Sex ed needs more attention
Rape culture and sexual promiscuity have become prominent in the 21st century. As teenagers come out of puberty, they explore themselves and their bodies, sometimes by exploring their sexual desires. Ignorance among teenagers and their parents about HPV and other sexually transmitted diseases is at an all-time high. So, what are schools, specifically St. Martin’s Episcopal School, doing to educate their sexually active students? Only 24 states and the District of Columbia have mandatory sexual education in their public schools. Only 21 of those states teach about AIDS. Louisiana does not require its public schools to teach sexual education.
In sixth grade at St. Martin’s, girls and boys are split up and watch a video about puberty and the changes that may be happening to their bodies. In seventh grade, as part of the life science course, students read a book called “What’s Happening to My Body?” There is a male and female version of the book, and it is openly discussed in class. Students also have the option to anonymously ask questions.
St. Martin’s students do not have any other form of sexual education until after sophomore year, when they are allowed to take Life Skills. This is too late for many students, as the Resource Center for Adolescent Pregnancy Prevention states that 20 percent of ninth graders have already had sex, with that number rising to 50 percent by senior year. Furthermore, many students are unaware that oral sex can transmit diseases. The Center for Disease Control found that 28 percent of males age 15 to 17 gave oral sex to a female, while 40 percent of females age 15 to 17 gave oral sex to a male.

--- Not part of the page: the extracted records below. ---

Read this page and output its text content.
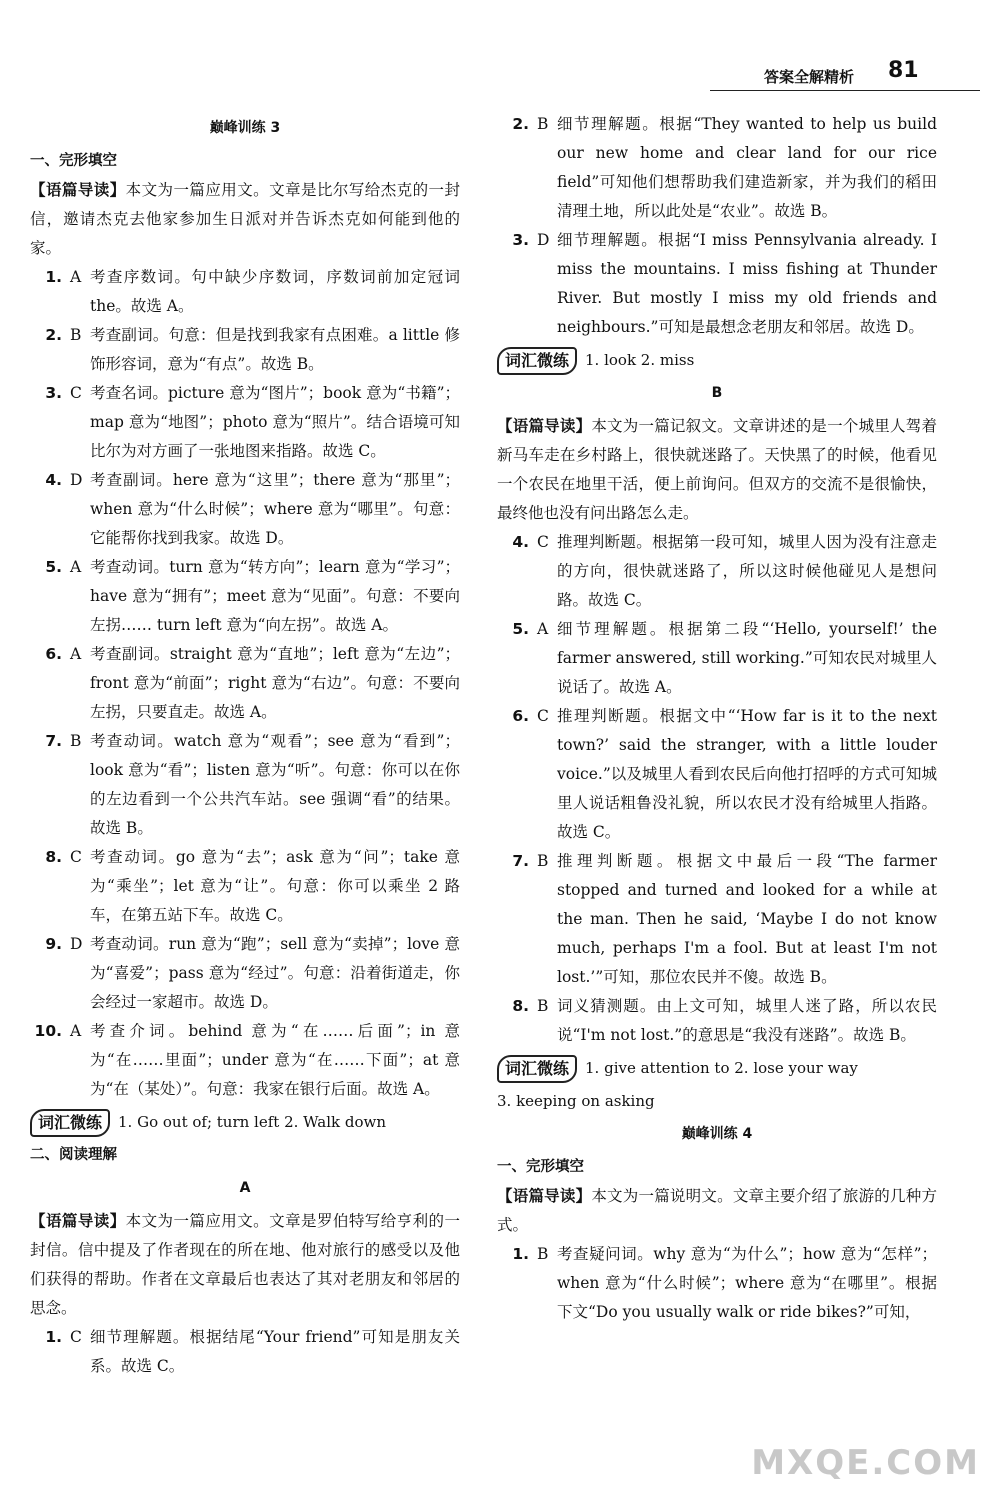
答案全解精析 81
巅峰训练 3
一、完形填空
【语篇导读】本文为一篇应用文。文章是比尔写给杰克的一封信，邀请杰克去他家参加生日派对并告诉杰克如何能到他的家。
1. A 考查序数词。句中缺少序数词，序数词前加定冠词 the。故选 A。
2. B 考查副词。句意：但是找到我家有点困难。a little 修饰形容词，意为“有点”。故选 B。
3. C 考查名词。picture 意为“图片”；book 意为“书籍”；map 意为“地图”；photo 意为“照片”。结合语境可知比尔为对方画了一张地图来指路。故选 C。
4. D 考查副词。here 意为“这里”；there 意为“那里”；when 意为“什么时候”；where 意为“哪里”。句意：它能帮你找到我家。故选 D。
5. A 考查动词。turn 意为“转方向”；learn 意为“学习”；have 意为“拥有”；meet 意为“见面”。句意：不要向左拐…… turn left 意为“向左拐”。故选 A。
6. A 考查副词。straight 意为“直地”；left 意为“左边”；front 意为“前面”；right 意为“右边”。句意：不要向左拐，只要直走。故选 A。
7. B 考查动词。watch 意为“观看”；see 意为“看到”；look 意为“看”；listen 意为“听”。句意：你可以在你的左边看到一个公共汽车站。see 强调“看”的结果。故选 B。
8. C 考查动词。go 意为“去”；ask 意为“问”；take 意为“乘坐”；let 意为“让”。句意：你可以乘坐 2 路车，在第五站下车。故选 C。
9. D 考查动词。run 意为“跑”；sell 意为“卖掉”；love 意为“喜爱”；pass 意为“经过”。句意：沿着街道走，你会经过一家超市。故选 D。
10. A 考查介词。behind 意为“在……后面”；in 意为“在……里面”；under 意为“在……下面”；at 意为“在（某处）”。句意：我家在银行后面。故选 A。
词汇微练	1. Go out of; turn left 2. Walk down
二、阅读理解
A
【语篇导读】本文为一篇应用文。文章是罗伯特写给亨利的一封信。信中提及了作者现在的所在地、他对旅行的感受以及他们获得的帮助。作者在文章最后也表达了其对老朋友和邻居的思念。
1. C 细节理解题。根据结尾“Your friend”可知是朋友关系。故选 C。
2. B 细节理解题。根据“They wanted to help us build our new home and clear land for our rice field”可知他们想帮助我们建造新家，并为我们的稻田清理土地，所以此处是“农业”。故选 B。
3. D 细节理解题。根据“I miss Pennsylvania already. I miss the mountains. I miss fishing at Thunder River. But mostly I miss my old friends and neighbours.”可知是最想念老朋友和邻居。故选 D。
词汇微练	1. look 2. miss
B
【语篇导读】本文为一篇记叙文。文章讲述的是一个城里人驾着新马车走在乡村路上，很快就迷路了。天快黑了的时候，他看见一个农民在地里干活，便上前询问。但双方的交流不是很愉快，最终他也没有问出路怎么走。
4. C 推理判断题。根据第一段可知，城里人因为没有注意走的方向，很快就迷路了，所以这时候他碰见人是想问路。故选 C。
5. A 细节理解题。根据第二段“‘Hello, yourself!’ the farmer answered, still working.”可知农民对城里人说话了。故选 A。
6. C 推理判断题。根据文中“‘How far is it to the next town?’ said the stranger, with a little louder voice.”以及城里人看到农民后向他打招呼的方式可知城里人说话粗鲁没礼貌，所以农民才没有给城里人指路。故选 C。
7. B 推理判断题。根据文中最后一段“The farmer stopped and turned and looked for a while at the man. Then he said, ‘Maybe I do not know much, perhaps I'm a fool. But at least I'm not lost.’”可知，那位农民并不傻。故选 B。
8. B 词义猜测题。由上文可知，城里人迷了路，所以农民说“I'm not lost.”的意思是“我没有迷路”。故选 B。
词汇微练	1. give attention to 2. lose your way
3. keeping on asking
巅峰训练 4
一、完形填空
【语篇导读】本文为一篇说明文。文章主要介绍了旅游的几种方式。
1. B 考查疑问词。why 意为“为什么”；how 意为“怎样”；when 意为“什么时候”；where 意为“在哪里”。根据下文“Do you usually walk or ride bikes?”可知，
MXQE.COM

Previously, St. Martin’s taught the biology course with a sexuality unit in ninth grade, a perfect time for young high schoolers to learn about sex. Now, students learn biology in 11th grade with very little sexual education. St. Martin’s should reinstate the sexuality unit in the biology course to further educate students about sex. Biology II, which is only open to seniors, does include a unit on the reproductive organs, but it does not teach about contraception or STD prevention. Life Skills, which is only open to juniors and seniors, teaches about campus rape and consent, contraceptives, and STDs. While these classes do provide important information about sex, students need to learn about sex when they enter high school because they or their peers will likely engage in sexual activity in the near future, according to the Resource Center for Adolescent Pregnancy Prevention and the CDC.
In freshman year, St. Martin’s requires freshmen to
complete “alcohol.edu,” an online program that teaches the dangers of drinking and how to be responsible with the consumption of alcohol. As a whole, this program is accepted by the faculty, students, and parents and is seen as an informative way to prevent students from becoming the perpetrators or victims of alcohol-related tragedies.
Similarly, there are many online sexual education courses available that educate students about pregnancy, contraception, and STDs. If St. Martin’s does not want to incorporate sexual education into a science or health class, the online class is a perfect option that would fit into the freshman curriculum.
There is no excuse for not teaching students about sex. Students are drug tested regularly and breathalyzed at school dances. If St. Martin’s wants to protect the students from drugs and alcohol, why can’t the faculty teach students to protect themselves in sexual matters? Sex, drugs, and alcohol are often the three main things adults want to protect their children from. St. Martin’s only addresses two of these three topics at the beginning of high school. St. Martin’s needs to revisit its sexual education program and update it so that it meets the standards of the 21st century.